Despite the subtlety and stress of detecting IEDs, Otero said, the units he trained had successfully avoided many devices and had suffered no fatalities. Otero said he was going home to his wife and 3-year-old son.
Looking a little dazed, Sgt. Mike Neveitt, 50, of Pinellas Park, Fla., blushed when asked what he would do first when he got home. He recovered nicely though: “I’m going to spend some time with my wife,” he said. Neveitt, a medic, said he spent time at a military base in the Afghan capital of Kabul as well as farther south in Kandahar. In addition to treating illnesses common to the area, he attended to soldiers with combat injuries.
Afghan troops sometimes sought his help as well.
“We try to teach them to rely on their own resources,” he said. “But they want American medicine.”
Neveitt, who has 21 years of military service to his credit, said one out of every four first-time mothers in Afghanistan dies in childbirth because of infection or hemorrhage. Women who seek medical treatment of any kind often refuse to let a male doctor see any part of their bodies, including their faces.
“It’s like they’re aspiring to be a Third World country,” he said, shaking his head.

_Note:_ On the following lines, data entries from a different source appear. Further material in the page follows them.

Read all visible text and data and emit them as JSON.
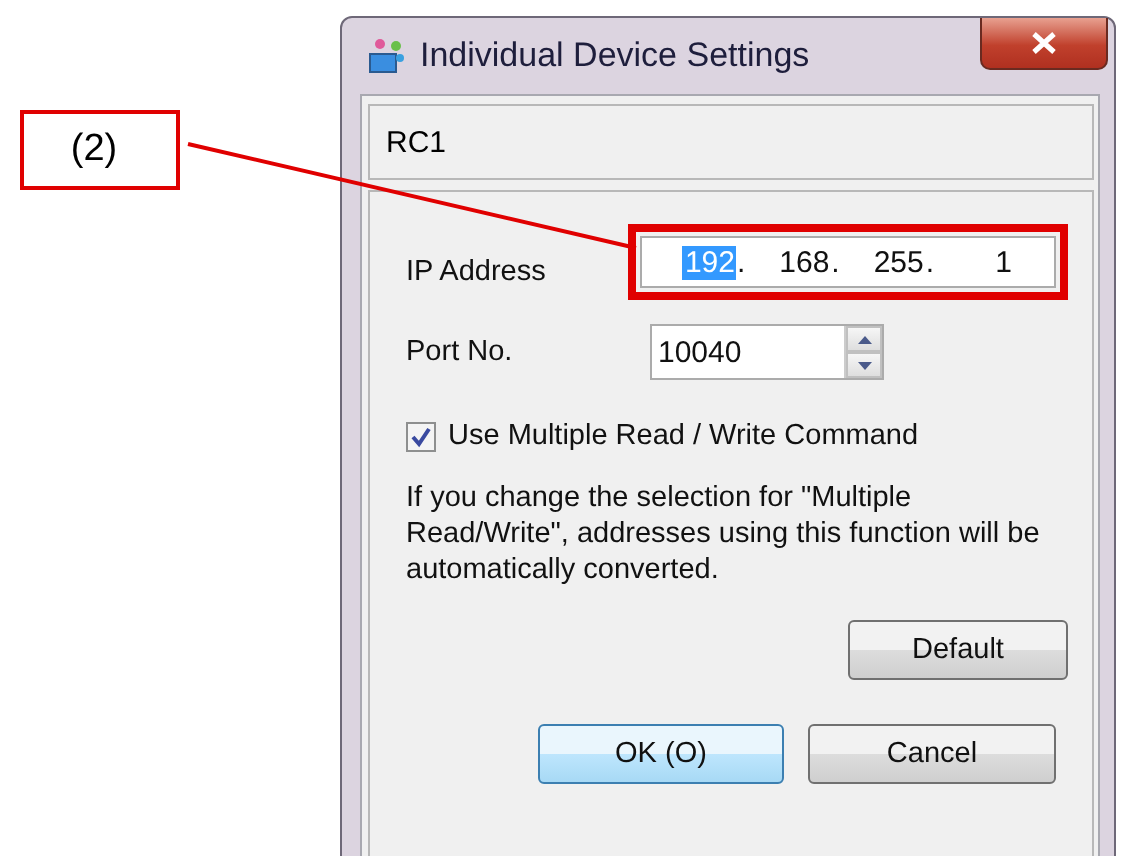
{
  "callout": {
    "label": "(2)"
  },
  "window": {
    "title": "Individual Device Settings"
  },
  "device": {
    "name": "RC1"
  },
  "ip_address": {
    "label": "IP Address",
    "octets": [
      {
        "value": "192",
        "separator": ".",
        "selected": true
      },
      {
        "value": "168",
        "separator": ".",
        "selected": false
      },
      {
        "value": "255",
        "separator": ".",
        "selected": false
      },
      {
        "value": "1",
        "selected": false
      }
    ]
  },
  "port": {
    "label": "Port No.",
    "value": "10040"
  },
  "multiple_rw": {
    "label": "Use Multiple Read / Write Command",
    "checked": true
  },
  "note": "If you change the selection for \"Multiple Read/Write\", addresses using this function will be automatically converted.",
  "buttons": [
    {
      "label": "Default",
      "kind": "secondary"
    },
    {
      "label": "OK (O)",
      "kind": "default"
    },
    {
      "label": "Cancel",
      "kind": "normal"
    }
  ]
}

Greeters on Tuesday mingled with the troops and socialized among themselves. Patrick Pelletier of Bangor said he had greeted about 20 flights, including troops leaving for their deployments as well as those coming home. Pelletier, 15, said at least one soldier he saw off for deployment in Iraq came back home through Bangor and recognized him. “That was pretty cool,” he said. Pelletier said he intends to join the military when he’s old enough.

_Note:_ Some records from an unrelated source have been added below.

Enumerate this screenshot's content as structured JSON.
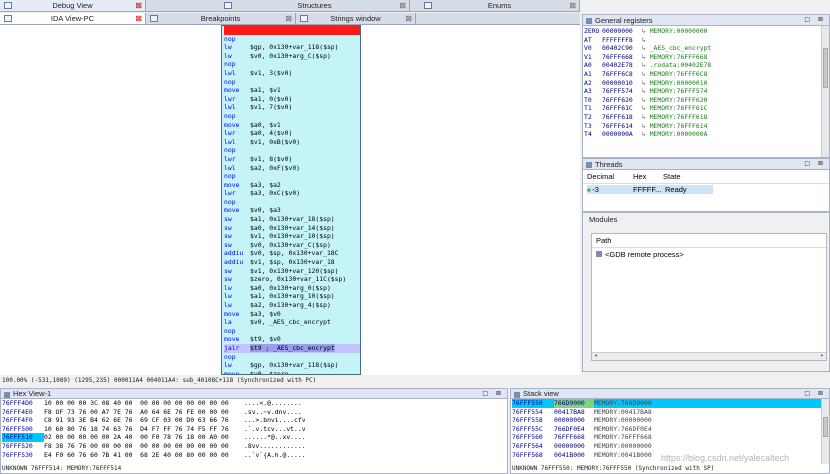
{
  "tabs_row1": {
    "debug_view": "Debug View",
    "structures": "Structures",
    "enums": "Enums"
  },
  "tabs_row2": {
    "ida_view": "IDA View-PC",
    "breakpoints": "Breakpoints",
    "strings": "Strings window"
  },
  "disasm": [
    {
      "m": "",
      "o": "",
      "c": "",
      "hl": "red"
    },
    {
      "m": "nop",
      "o": "",
      "c": ""
    },
    {
      "m": "lw",
      "o": "$gp, 0x130+var_118($sp)",
      "c": ""
    },
    {
      "m": "lw",
      "o": "$v0, 0x130+arg_C($sp)",
      "c": ""
    },
    {
      "m": "nop",
      "o": "",
      "c": ""
    },
    {
      "m": "lwl",
      "o": "$v1, 3($v0)",
      "c": ""
    },
    {
      "m": "nop",
      "o": "",
      "c": ""
    },
    {
      "m": "move",
      "o": "$a1, $v1",
      "c": ""
    },
    {
      "m": "lwr",
      "o": "$a1, 0($v0)",
      "c": ""
    },
    {
      "m": "lwl",
      "o": "$v1, 7($v0)",
      "c": ""
    },
    {
      "m": "nop",
      "o": "",
      "c": ""
    },
    {
      "m": "move",
      "o": "$a0, $v1",
      "c": ""
    },
    {
      "m": "lwr",
      "o": "$a0, 4($v0)",
      "c": ""
    },
    {
      "m": "lwl",
      "o": "$v1, 0xB($v0)",
      "c": ""
    },
    {
      "m": "nop",
      "o": "",
      "c": ""
    },
    {
      "m": "lwr",
      "o": "$v1, 8($v0)",
      "c": ""
    },
    {
      "m": "lwl",
      "o": "$a2, 0xF($v0)",
      "c": ""
    },
    {
      "m": "nop",
      "o": "",
      "c": ""
    },
    {
      "m": "move",
      "o": "$a3, $a2",
      "c": ""
    },
    {
      "m": "lwr",
      "o": "$a3, 0xC($v0)",
      "c": ""
    },
    {
      "m": "nop",
      "o": "",
      "c": ""
    },
    {
      "m": "move",
      "o": "$v0, $a3",
      "c": ""
    },
    {
      "m": "sw",
      "o": "$a1, 0x130+var_18($sp)",
      "c": ""
    },
    {
      "m": "sw",
      "o": "$a0, 0x130+var_14($sp)",
      "c": ""
    },
    {
      "m": "sw",
      "o": "$v1, 0x130+var_10($sp)",
      "c": ""
    },
    {
      "m": "sw",
      "o": "$v0, 0x130+var_C($sp)",
      "c": ""
    },
    {
      "m": "addiu",
      "o": "$v0, $sp, 0x130+var_18C",
      "c": ""
    },
    {
      "m": "addiu",
      "o": "$v1, $sp, 0x130+var_18",
      "c": ""
    },
    {
      "m": "sw",
      "o": "$v1, 0x130+var_120($sp)",
      "c": ""
    },
    {
      "m": "sw",
      "o": "$zero, 0x130+var_11C($sp)",
      "c": ""
    },
    {
      "m": "lw",
      "o": "$a0, 0x130+arg_0($sp)",
      "c": ""
    },
    {
      "m": "lw",
      "o": "$a1, 0x130+arg_10($sp)",
      "c": ""
    },
    {
      "m": "lw",
      "o": "$a2, 0x130+arg_4($sp)",
      "c": ""
    },
    {
      "m": "move",
      "o": "$a3, $v0",
      "c": ""
    },
    {
      "m": "la",
      "o": "$v0, _AES_cbc_encrypt",
      "c": ""
    },
    {
      "m": "nop",
      "o": "",
      "c": ""
    },
    {
      "m": "move",
      "o": "$t9, $v0",
      "c": ""
    },
    {
      "m": "jalr",
      "o": "$t9 ; _AES_cbc_encrypt",
      "c": "",
      "hl": "blue"
    },
    {
      "m": "nop",
      "o": "",
      "c": ""
    },
    {
      "m": "lw",
      "o": "$gp, 0x130+var_118($sp)",
      "c": ""
    },
    {
      "m": "move",
      "o": "$v0, $zero",
      "c": ""
    },
    {
      "m": "lw",
      "o": "$ra, 0x130+var_4($sp)",
      "c": ""
    }
  ],
  "disasm_status": "100.00% (-531,1089) (1295,235) 000011A4 004011A4: sub_40108C+118 (Synchronized with PC)",
  "registers": {
    "title": "General registers",
    "rows": [
      {
        "n": "ZERO",
        "v": "00000000",
        "d": "MEMORY:00000000"
      },
      {
        "n": "AT",
        "v": "FFFFFFF8",
        "d": ""
      },
      {
        "n": "V0",
        "v": "00402C90",
        "d": "_AES_cbc_encrypt"
      },
      {
        "n": "V1",
        "v": "76FFF668",
        "d": "MEMORY:76FFF668"
      },
      {
        "n": "A0",
        "v": "00402E78",
        "d": ".rodata:00402E78"
      },
      {
        "n": "A1",
        "v": "76FFF6C8",
        "d": "MEMORY:76FFF6C8"
      },
      {
        "n": "A2",
        "v": "00000010",
        "d": "MEMORY:00000010"
      },
      {
        "n": "A3",
        "v": "76FFF574",
        "d": "MEMORY:76FFF574"
      },
      {
        "n": "T0",
        "v": "76FFF620",
        "d": "MEMORY:76FFF620"
      },
      {
        "n": "T1",
        "v": "76FFF61C",
        "d": "MEMORY:76FFF61C"
      },
      {
        "n": "T2",
        "v": "76FFF618",
        "d": "MEMORY:76FFF618"
      },
      {
        "n": "T3",
        "v": "76FFF614",
        "d": "MEMORY:76FFF614"
      },
      {
        "n": "T4",
        "v": "0000000A",
        "d": "MEMORY:0000000A"
      }
    ]
  },
  "threads": {
    "title": "Threads",
    "cols": [
      "Decimal",
      "Hex",
      "State"
    ],
    "row": {
      "dec": "-3",
      "hex": "FFFFF...",
      "state": "Ready"
    }
  },
  "modules": {
    "title": "Modules",
    "col": "Path",
    "item": "<GDB remote process>"
  },
  "hex": {
    "title": "Hex View-1",
    "rows": [
      {
        "a": "76FFF4D0",
        "b": "10 00 00 00 3C 08 40 00  00 00 00 00 00 00 00 00",
        "t": "....<.@........"
      },
      {
        "a": "76FFF4E0",
        "b": "F8 OF 73 76 00 A7 7E 76  A0 64 6E 76 FE 00 00 00",
        "t": ".sv..~v.dnv...."
      },
      {
        "a": "76FFF4F0",
        "b": "C8 91 93 3E B4 62 6E 76  69 CF 03 00 D0 63 66 76",
        "t": "...>.bnvi....cfv"
      },
      {
        "a": "76FFF500",
        "b": "10 60 80 76 18 74 63 76  D4 F7 FF 76 74 F5 FF 76",
        "t": ".`.v.tcv...vt..v"
      },
      {
        "a": "76FFF510",
        "b": "02 00 00 00 00 00 2A 40  00 F0 78 76 18 00 A0 00",
        "t": "......*@..xv...."
      },
      {
        "a": "76FFF520",
        "b": "F8 38 76 76 00 00 00 00  00 00 00 00 00 00 00 00",
        "t": ".8vv............"
      },
      {
        "a": "76FFF530",
        "b": "E4 F0 60 76 60 7B 41 00  68 2E 40 00 80 00 00 00",
        "t": "..`v`{A.h.@....."
      }
    ],
    "status": "UNKNOWN 76FFF514: MEMORY:76FFF514"
  },
  "stack": {
    "title": "Stack view",
    "rows": [
      {
        "a": "76FFF550",
        "v": "766D9000",
        "d": "MEMORY:766D9000"
      },
      {
        "a": "76FFF554",
        "v": "00417BA8",
        "d": "MEMORY:00417BA8"
      },
      {
        "a": "76FFF558",
        "v": "00000000",
        "d": "MEMORY:00000000"
      },
      {
        "a": "76FFF55C",
        "v": "766DF0E4",
        "d": "MEMORY:766DF0E4"
      },
      {
        "a": "76FFF560",
        "v": "76FFF668",
        "d": "MEMORY:76FFF668"
      },
      {
        "a": "76FFF564",
        "v": "00000000",
        "d": "MEMORY:00000000"
      },
      {
        "a": "76FFF568",
        "v": "0041B000",
        "d": "MEMORY:0041B000"
      }
    ],
    "status": "UNKNOWN 76FFF550: MEMORY:76FFF550 (Synchronized with SP)",
    "watermark": "https://blog.csdn.net/yalecaltech"
  }
}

Ronnie Bradman of Bangor, who with his wife, Evelyn, has helped orchestrate many of the welcomes of the 1,668 troop flights greeted at BIA since 2003, said he gave up viewing a holiday Red Sox game to come to the airport. “This is really one of the most gratifying things I’ve ever done,” he said, looking at the troops relax in the terminal.
Watching the homecoming with teary eyes were Judy Brown and Ches Sullivan of St. John’s, Newfoundland. Brown said the couple was vacationing in the Bangor area and heard about the troop greeting.
“We had to come and see,” she said, wiping her eyes. Brown’s son serves with the Canadian forces and recently returned from Afghanistan, she said, making the American troops’ reception especially poignant.
“As far as I’m concerned, these are all our soldiers,” Brown said. “They’re fighting for all of us.”